Back in April, I blogged about how my eWEEK Labs comrades and I had thrown up this WordPress blog on an Amazon Web Services EC2 instance in search of cloud testing adventure. Fortunately for us thrill-seekers, we got a big old lump of adventure early on, when our newsletter distribution sent a concentrated burst of traffic at our newly-minted site, melting our “can we get away with this” micro-sized EC2 instance.
After a bit instance-resizing and some tweaks to our caching and CDN configuration, we made it through the next few months without any further meltdowns. However, I had a long list of “ought to dos” for nailing down the system administration setup for the site that I never quite got around to, including:
- Establishing some decent version control for our WordPress code and regular database backups
- Setting up site monitoring, so we needn’t rely on tsking from the IT dept sys admin who’d previously tended the site (without incident) to alert us when something went wrong
- Providing for some semi-auto scaling, for some future explosion of site traffic and overall fame
- Setting up some sane processes for applying system updates to the Ubuntu server running on our EC2 instance
I recently reviewed a relatively new Platform as a Service product, called PHP Fog, which supports PHP and MySQL, and which, as a PaaS, offered me a solution for sweeping some of my untended-to sys admin chores under a rug:
- Version control via Git is rolled into the product
- PHP Fog cloud accounts come with an associated New Relic account for keeping tabs on performance
- Apps on PHP Fog are set up behind a load balancer, with a separate db instance and support for manually spawning new PHP-serving instances
- PaaS means never having to update the OS
Having enjoyed my review experience with PHP Fog (and noting its relative low cost among comparable solutions), I migrated our blog over to a “silver cloud” account and, in preparation for our newsletter distribution day (today), bumped up our instance count to two instances.
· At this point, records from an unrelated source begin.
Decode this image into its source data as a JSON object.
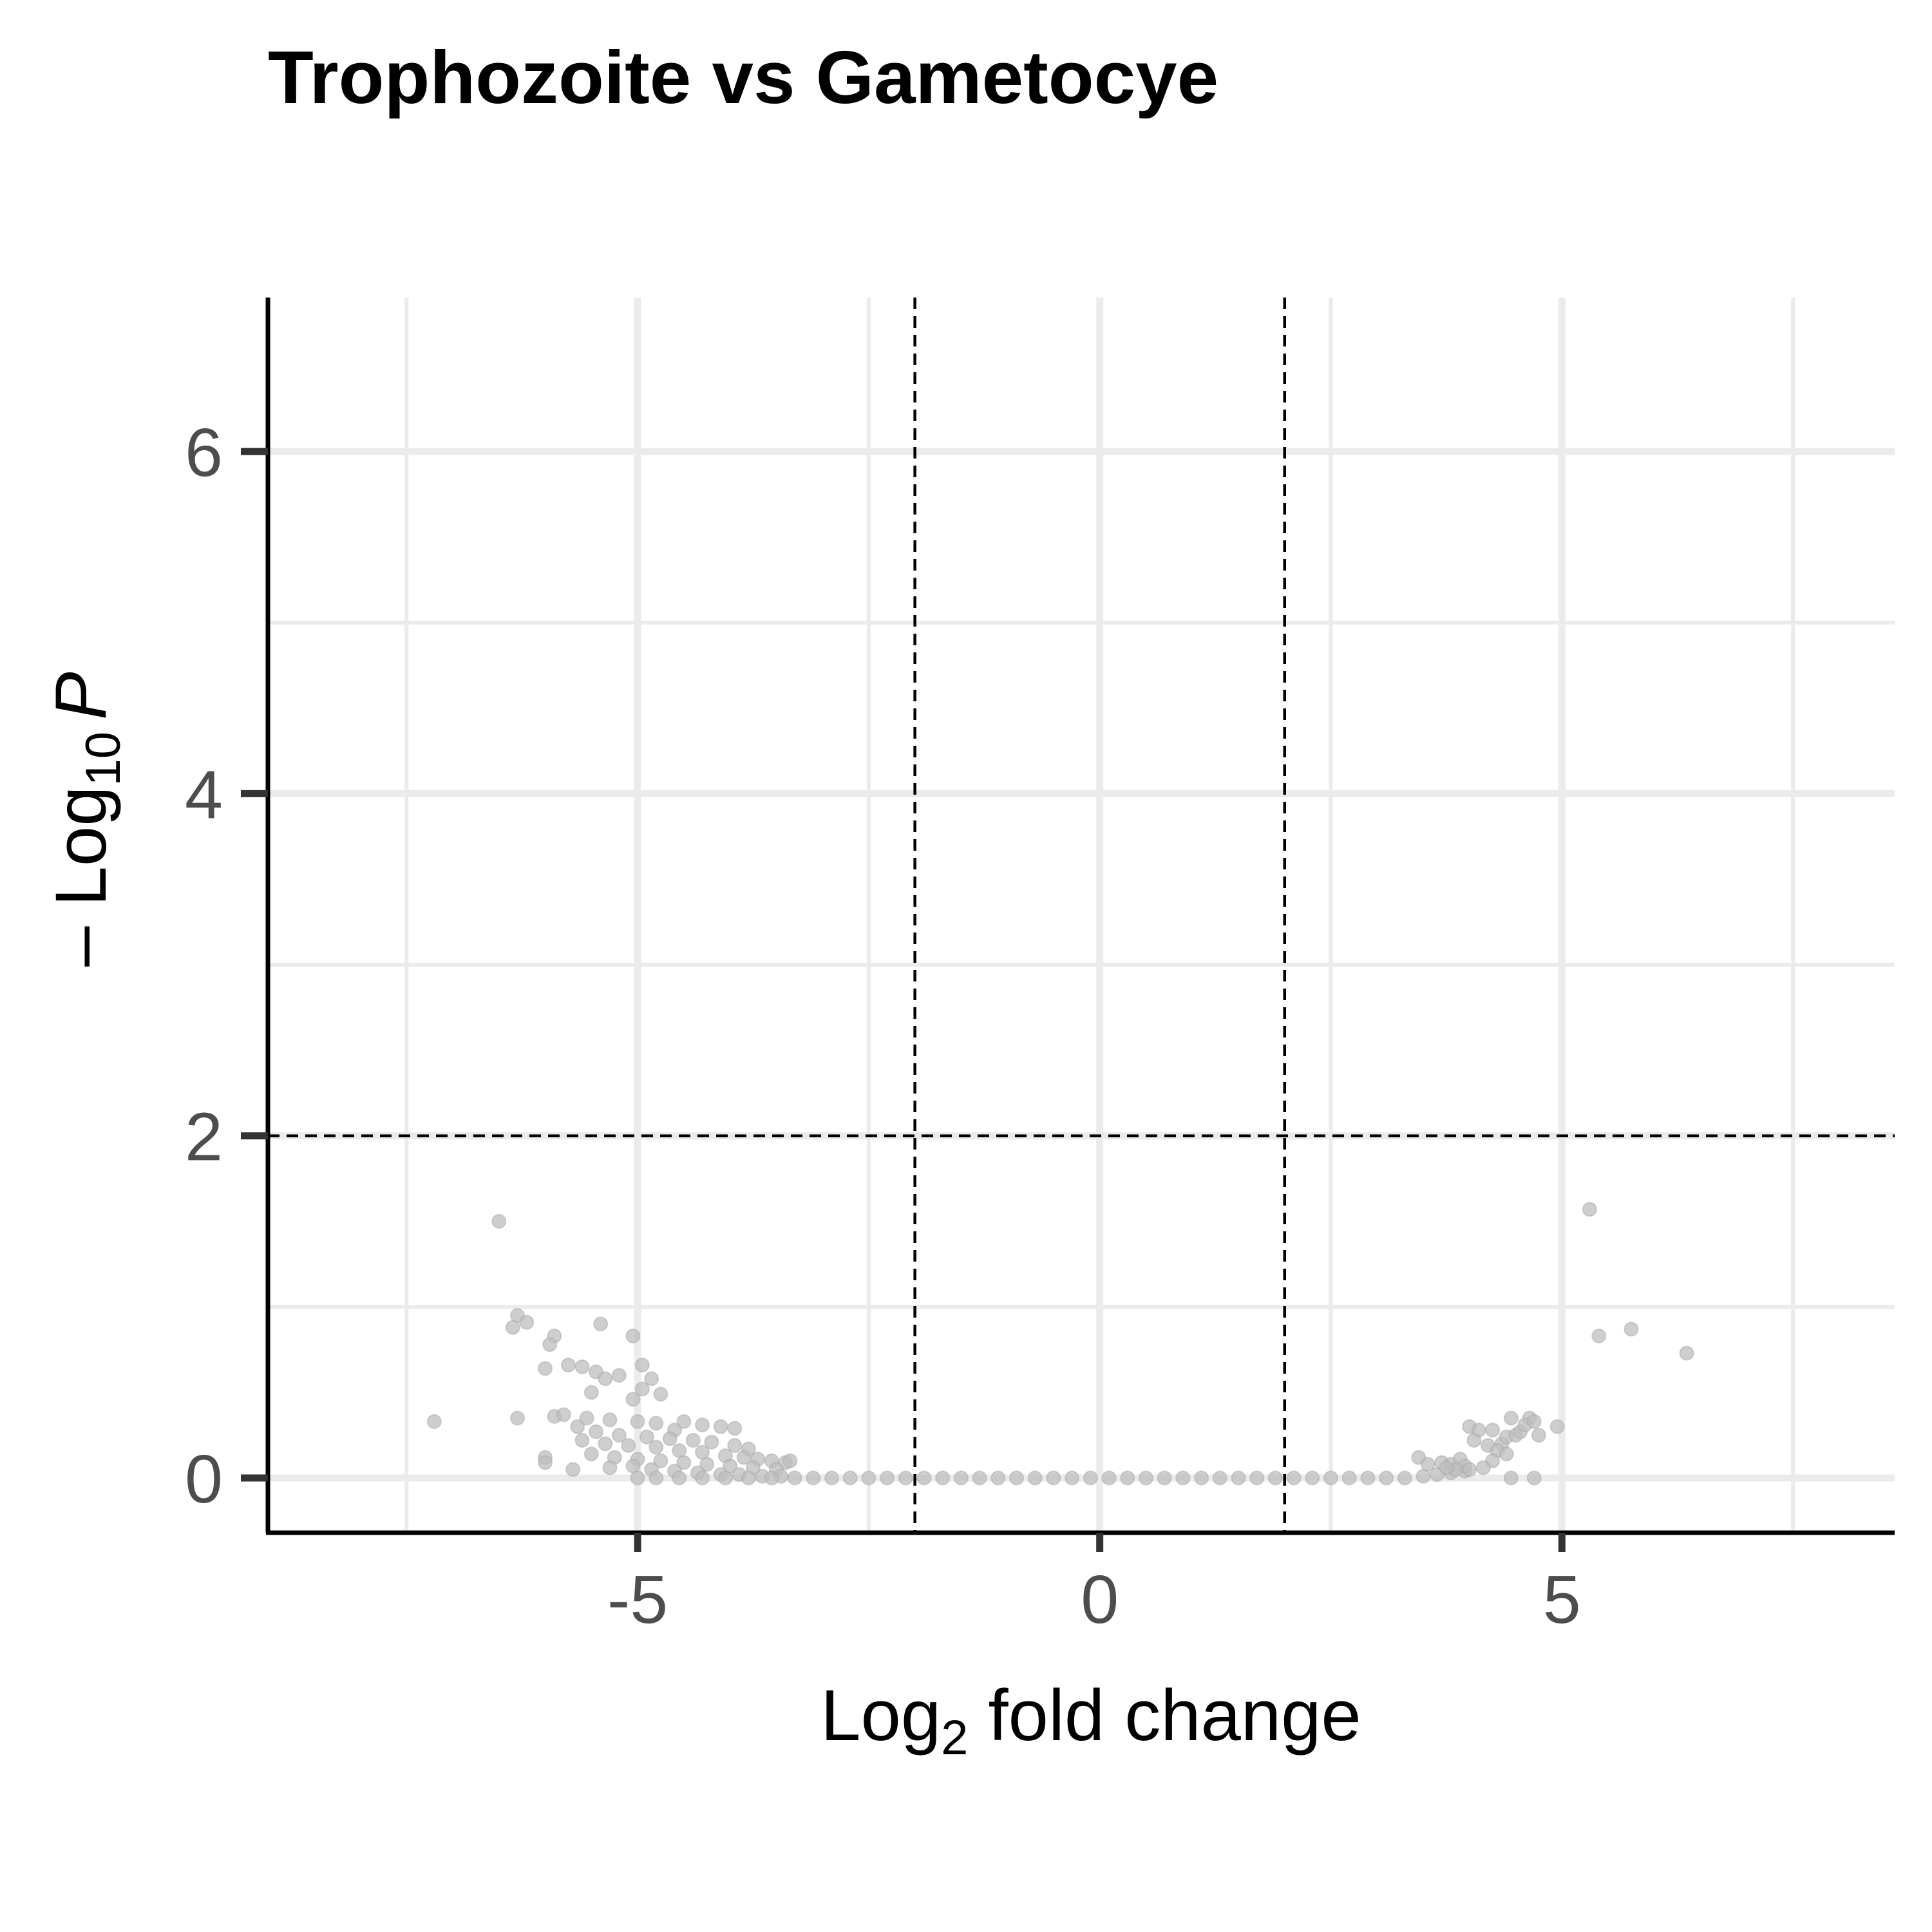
{
  "chart_data": {
    "type": "scatter",
    "title": "Trophozoite vs Gametocye",
    "xlabel_main": "Log",
    "xlabel_sub": "2",
    "xlabel_rest": " fold change",
    "ylabel_prefix": "– Log",
    "ylabel_sub": "10",
    "ylabel_italic": "P",
    "xlim": [
      -9.0,
      8.6
    ],
    "ylim": [
      -0.32,
      6.9
    ],
    "x_ticks": [
      -5,
      0,
      5
    ],
    "x_tick_labels": [
      "-5",
      "0",
      "5"
    ],
    "x_minor_gridlines": [
      -7.5,
      -2.5,
      2.5,
      7.5
    ],
    "y_ticks": [
      0,
      2,
      4,
      6
    ],
    "y_tick_labels": [
      "0",
      "2",
      "4",
      "6"
    ],
    "y_minor_gridlines": [
      1,
      3,
      5
    ],
    "fc_cutoff_lines": [
      -2,
      2
    ],
    "p_cutoff_line": 2,
    "grid": true,
    "point_color": "#bdbdbd",
    "series": [
      {
        "points": [
          {
            "x": -6.5,
            "y": 1.5
          },
          {
            "x": -7.2,
            "y": 0.33
          },
          {
            "x": -6.3,
            "y": 0.95
          },
          {
            "x": -6.2,
            "y": 0.91
          },
          {
            "x": -6.35,
            "y": 0.88
          },
          {
            "x": -5.9,
            "y": 0.83
          },
          {
            "x": -5.4,
            "y": 0.9
          },
          {
            "x": -5.05,
            "y": 0.83
          },
          {
            "x": -5.95,
            "y": 0.78
          },
          {
            "x": -5.6,
            "y": 0.65
          },
          {
            "x": -5.45,
            "y": 0.62
          },
          {
            "x": -5.75,
            "y": 0.66
          },
          {
            "x": -4.95,
            "y": 0.66
          },
          {
            "x": -6.0,
            "y": 0.64
          },
          {
            "x": -5.35,
            "y": 0.58
          },
          {
            "x": -5.2,
            "y": 0.6
          },
          {
            "x": -4.85,
            "y": 0.58
          },
          {
            "x": -4.95,
            "y": 0.52
          },
          {
            "x": -4.75,
            "y": 0.49
          },
          {
            "x": -5.05,
            "y": 0.46
          },
          {
            "x": -5.5,
            "y": 0.5
          },
          {
            "x": -6.3,
            "y": 0.35
          },
          {
            "x": -5.9,
            "y": 0.36
          },
          {
            "x": -5.8,
            "y": 0.37
          },
          {
            "x": -5.55,
            "y": 0.35
          },
          {
            "x": -5.3,
            "y": 0.34
          },
          {
            "x": -5.0,
            "y": 0.33
          },
          {
            "x": -4.8,
            "y": 0.32
          },
          {
            "x": -4.5,
            "y": 0.33
          },
          {
            "x": -4.3,
            "y": 0.31
          },
          {
            "x": -4.1,
            "y": 0.3
          },
          {
            "x": -3.95,
            "y": 0.29
          },
          {
            "x": -4.6,
            "y": 0.28
          },
          {
            "x": -5.65,
            "y": 0.3
          },
          {
            "x": -5.45,
            "y": 0.27
          },
          {
            "x": -5.2,
            "y": 0.25
          },
          {
            "x": -4.9,
            "y": 0.24
          },
          {
            "x": -4.65,
            "y": 0.23
          },
          {
            "x": -4.4,
            "y": 0.22
          },
          {
            "x": -4.2,
            "y": 0.21
          },
          {
            "x": -3.95,
            "y": 0.19
          },
          {
            "x": -3.8,
            "y": 0.17
          },
          {
            "x": -5.6,
            "y": 0.22
          },
          {
            "x": -5.35,
            "y": 0.2
          },
          {
            "x": -5.1,
            "y": 0.19
          },
          {
            "x": -4.8,
            "y": 0.18
          },
          {
            "x": -4.55,
            "y": 0.16
          },
          {
            "x": -4.3,
            "y": 0.15
          },
          {
            "x": -4.05,
            "y": 0.13
          },
          {
            "x": -3.85,
            "y": 0.12
          },
          {
            "x": -3.7,
            "y": 0.11
          },
          {
            "x": -3.55,
            "y": 0.1
          },
          {
            "x": -3.4,
            "y": 0.09
          },
          {
            "x": -3.35,
            "y": 0.1
          },
          {
            "x": -6.0,
            "y": 0.12
          },
          {
            "x": -6.0,
            "y": 0.09
          },
          {
            "x": -5.7,
            "y": 0.05
          },
          {
            "x": -5.5,
            "y": 0.14
          },
          {
            "x": -5.25,
            "y": 0.12
          },
          {
            "x": -5.0,
            "y": 0.11
          },
          {
            "x": -4.75,
            "y": 0.1
          },
          {
            "x": -4.5,
            "y": 0.09
          },
          {
            "x": -4.25,
            "y": 0.08
          },
          {
            "x": -4.0,
            "y": 0.07
          },
          {
            "x": -3.75,
            "y": 0.06
          },
          {
            "x": -3.5,
            "y": 0.05
          },
          {
            "x": -5.3,
            "y": 0.06
          },
          {
            "x": -5.05,
            "y": 0.07
          },
          {
            "x": -4.85,
            "y": 0.05
          },
          {
            "x": -4.6,
            "y": 0.04
          },
          {
            "x": -4.35,
            "y": 0.03
          },
          {
            "x": -4.1,
            "y": 0.02
          },
          {
            "x": -3.9,
            "y": 0.02
          },
          {
            "x": -3.65,
            "y": 0.01
          },
          {
            "x": -3.45,
            "y": 0.01
          },
          {
            "x": -5.0,
            "y": 0.0
          },
          {
            "x": -4.8,
            "y": 0.0
          },
          {
            "x": -4.55,
            "y": 0.0
          },
          {
            "x": -4.3,
            "y": 0.0
          },
          {
            "x": -4.05,
            "y": 0.0
          },
          {
            "x": -3.8,
            "y": 0.0
          },
          {
            "x": -3.55,
            "y": 0.0
          },
          {
            "x": -3.3,
            "y": 0.0
          },
          {
            "x": -3.1,
            "y": 0.0
          },
          {
            "x": -2.9,
            "y": 0.0
          },
          {
            "x": -2.7,
            "y": 0.0
          },
          {
            "x": -2.5,
            "y": 0.0
          },
          {
            "x": -2.3,
            "y": 0.0
          },
          {
            "x": -2.1,
            "y": 0.0
          },
          {
            "x": -1.9,
            "y": 0.0
          },
          {
            "x": -1.7,
            "y": 0.0
          },
          {
            "x": -1.5,
            "y": 0.0
          },
          {
            "x": -1.3,
            "y": 0.0
          },
          {
            "x": -1.1,
            "y": 0.0
          },
          {
            "x": -0.9,
            "y": 0.0
          },
          {
            "x": -0.7,
            "y": 0.0
          },
          {
            "x": -0.5,
            "y": 0.0
          },
          {
            "x": -0.3,
            "y": 0.0
          },
          {
            "x": -0.1,
            "y": 0.0
          },
          {
            "x": 0.1,
            "y": 0.0
          },
          {
            "x": 0.3,
            "y": 0.0
          },
          {
            "x": 0.5,
            "y": 0.0
          },
          {
            "x": 0.7,
            "y": 0.0
          },
          {
            "x": 0.9,
            "y": 0.0
          },
          {
            "x": 1.1,
            "y": 0.0
          },
          {
            "x": 1.3,
            "y": 0.0
          },
          {
            "x": 1.5,
            "y": 0.0
          },
          {
            "x": 1.7,
            "y": 0.0
          },
          {
            "x": 1.9,
            "y": 0.0
          },
          {
            "x": 2.1,
            "y": 0.0
          },
          {
            "x": 2.3,
            "y": 0.0
          },
          {
            "x": 2.5,
            "y": 0.0
          },
          {
            "x": 2.7,
            "y": 0.0
          },
          {
            "x": 2.9,
            "y": 0.0
          },
          {
            "x": 3.1,
            "y": 0.0
          },
          {
            "x": 3.3,
            "y": 0.0
          },
          {
            "x": 3.5,
            "y": 0.01
          },
          {
            "x": 3.65,
            "y": 0.02
          },
          {
            "x": 3.8,
            "y": 0.03
          },
          {
            "x": 3.95,
            "y": 0.04
          },
          {
            "x": 3.45,
            "y": 0.12
          },
          {
            "x": 3.55,
            "y": 0.08
          },
          {
            "x": 3.7,
            "y": 0.09
          },
          {
            "x": 3.8,
            "y": 0.08
          },
          {
            "x": 3.9,
            "y": 0.11
          },
          {
            "x": 3.95,
            "y": 0.07
          },
          {
            "x": 4.0,
            "y": 0.05
          },
          {
            "x": 3.85,
            "y": 0.05
          },
          {
            "x": 3.75,
            "y": 0.06
          },
          {
            "x": 4.0,
            "y": 0.3
          },
          {
            "x": 4.1,
            "y": 0.28
          },
          {
            "x": 4.25,
            "y": 0.28
          },
          {
            "x": 4.05,
            "y": 0.22
          },
          {
            "x": 4.2,
            "y": 0.19
          },
          {
            "x": 4.35,
            "y": 0.2
          },
          {
            "x": 4.4,
            "y": 0.24
          },
          {
            "x": 4.5,
            "y": 0.25
          },
          {
            "x": 4.55,
            "y": 0.27
          },
          {
            "x": 4.45,
            "y": 0.35
          },
          {
            "x": 4.65,
            "y": 0.35
          },
          {
            "x": 4.6,
            "y": 0.31
          },
          {
            "x": 4.7,
            "y": 0.33
          },
          {
            "x": 4.75,
            "y": 0.25
          },
          {
            "x": 4.3,
            "y": 0.16
          },
          {
            "x": 4.4,
            "y": 0.14
          },
          {
            "x": 4.25,
            "y": 0.1
          },
          {
            "x": 4.15,
            "y": 0.06
          },
          {
            "x": 4.45,
            "y": 0.0
          },
          {
            "x": 4.7,
            "y": 0.0
          },
          {
            "x": 4.95,
            "y": 0.3
          },
          {
            "x": 5.3,
            "y": 1.57
          },
          {
            "x": 5.4,
            "y": 0.83
          },
          {
            "x": 5.75,
            "y": 0.87
          },
          {
            "x": 6.35,
            "y": 0.73
          }
        ]
      }
    ]
  }
}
First thing this morning, I checked out our site to find that even in the relatively hands-off administration world of PaaS, there remained plenty of room for adventure. I visited a bunch of different pages on our site, and on many of those page loads, the site was serving up a gzipped file instead of the expected Web page. The caching plugin we use for the site, wp-super-cache, includes a compression option that doesn’t behave well with every Web host.
I hadn’t noticed this issue during our tests, but I figured that I’d resolve it easily enough by disabling the compression feature. Most WordPress plugins tend to store their settings in MySQL, but wp-super-cache stores settings in a configuration file. The plugin is written to be configured through the WordPress admin interface, but on PHP Fog files modified through the version control system don’t automatically sync up with files modified with the app itself, so it’s important to make these changes through the version control system. PHP Fog isn’t alone in this, I’ve also experienced this file modification mismatch issue with Red Hat’s OpenShift Express, although the Red Hat service provides an option for downloading files changed with the app for adding back into version control.
Anyway, I pulled down our site code on my home computer with Git, turned off the compression, and found that the errors persisted. Figuring that the error might be tied to too much traffic, I spawned another pair of instances to help cover the load (PHP Fog lets you spin these up and down, and prorates the cost per day). I later noticed that some of my instances still had compression turned on, and some had it turned off–the config file change hadn’t made it to all of my instances.
Intending to get our instances back in sync, I ratcheted our instance count back down to one, which did away with our gzip-serving problem, replacing it with this PHP Fog “we’re currently starting your server” page:
As a PHP Fog support rep (the company has very friendly, responsive support) explained to me through the handy live chat function on their site, when I scaled my instances up and back down again, the operation led to some sort of race condition which ended up leaving our site out of commission for about an hour and a half. The rep added that the PHP Fog team was addressing the issue, and that it shouldn’t happen again.
The up and down scaling issue was a definite bug–that sort of scaling is a central part of the PHP Fog product. The file syncing issues I knew about before deploying, and I’m interested to see how the company address this–their documentation references future distributed file system functionality. The wp-super-cache compression snafu is on me, for lack of sufficient testing. That option is switched off by default, because of the issues it can cause, and I had it enabled because it worked fine in my previous, straight IaaS configuration.
I might have been more upset by these snags if I wasn’t in search of testing adventure in the first place — it would, after all, have been much simpler to leave the site in the capable hands of our company sys admin. All told, I’m planning on sticking with PHP Fog for a while longer, and trying out a handful of other potential WordPress homes with a test domain. I recently toyed with OpenShift Express and WordPress, and I’m intent on getting the open source blogging app running on Microsoft’s Azure.